Pub Date: June 4th, 2024
ISBN: 9781324021742
Publisher: Norton

An expert exploration of the title question.

Veteran military historian Overy—author of Blood and Ruins, RAF, A History of War in 100 Battles, and many other acclaimed books of military history, begins in 1932 when Einstein put the title question to Freud, who, the author writes, maintained that violence was “characteristic of the animal kingdom” and “could see no effective way of inhibiting the urge to fight and destroy.” Freudian explanations persisted until the 1970s before vanishing in favor of science and history, which had never been absent but never conclusive.
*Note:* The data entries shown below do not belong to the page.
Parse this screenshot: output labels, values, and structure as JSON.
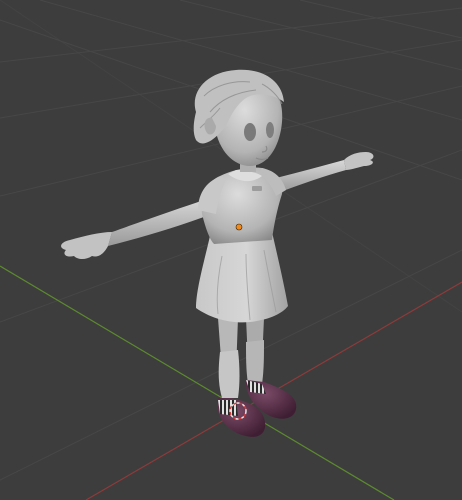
{
  "viewport": {
    "mode": "3d-viewport",
    "shading": "solid",
    "colors": {
      "background": "#3d3d3d",
      "grid_line": "#4a4a4a",
      "x_axis": "#8e3a3a",
      "y_axis": "#5c8a2e",
      "mesh_light": "#d2d2d2",
      "mesh_mid": "#a8a8a8",
      "mesh_shadow": "#7c7c7c",
      "shoe": "#5a2e48",
      "shoe_highlight": "#7a4a66",
      "sock_stripe": "#2a2a2a",
      "origin_dot": "#f08a1c",
      "cursor_ring": "#e6e6e6"
    }
  },
  "scene": {
    "object": "character-model-tpose",
    "icons": [
      "origin-point-icon",
      "3d-cursor-icon"
    ]
  }
}
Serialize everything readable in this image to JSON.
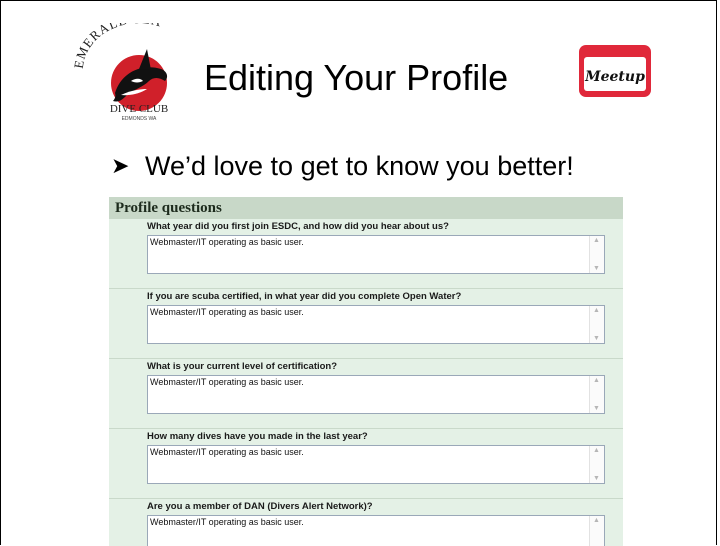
{
  "slide": {
    "title": "Editing Your Profile",
    "bullet": "We’d love to get to know you better!",
    "bullet_icon": "arrow-right-icon"
  },
  "logo": {
    "arc_text": "EMERALD SEA",
    "name_text": "DIVE CLUB",
    "location_text": "EDMONDS WA",
    "accent_color": "#d0202a"
  },
  "meetup_badge": {
    "text": "Meetup",
    "accent_color": "#e0283a"
  },
  "profile": {
    "heading": "Profile questions",
    "questions": [
      {
        "label": "What year did you first join ESDC, and how did you hear about us?",
        "value": "Webmaster/IT operating as basic user."
      },
      {
        "label": "If you are scuba certified, in what year did you complete Open Water?",
        "value": "Webmaster/IT operating as basic user."
      },
      {
        "label": "What is your current level of certification?",
        "value": "Webmaster/IT operating as basic user."
      },
      {
        "label": "How many dives have you made in the last year?",
        "value": "Webmaster/IT operating as basic user."
      },
      {
        "label": "Are you a member of DAN (Divers Alert Network)?",
        "value": "Webmaster/IT operating as basic user."
      }
    ]
  }
}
Evolutionary biologists maintain that “warfare was one way…for humans to adapt to behavior that maximized survival.” They cannot resist explaining human behavior as homologous with that of animals, but this remains tenuous. Despite a similar lack of hard evidence, historians maintain that lethal violence increased as primitive hominins settled into communities, tribes, chiefdoms, and states. That prehistoric societies were pacific was widely endorsed until the 1960s, when four areas of evidence tipped the balance: skeletal trauma from innumerable massacre sites with remains of whole communities, cave drawings and iconography, fortified sites, and a surfeit of weapons. Readers expecting Overy’s usual vivid battlefield fireworks will be disappointed. This is a work of ideas. Overy asks a big question and queries other thinkers, who deliver confidently, perhaps overconfidently, expressed answers. Other scholars disagree, but Overy sees no end to war. The USSR’s collapse was a false dawn as an assertive China challenges American hegemony. Wars to obtain loot (i.e., “resources”) retain their appeal with lithium and rare earths in the wings to replace oil’s long-delayed decline. Perhaps most disheartening are hubristic wars launched by aggressive autocrats (Alexander, Napoleon, Hitler) who wreak massive but fleeting destruction. Readers may pray that “fleeting” applies to Vladimir Putin.

Astute if uncomfortable insights.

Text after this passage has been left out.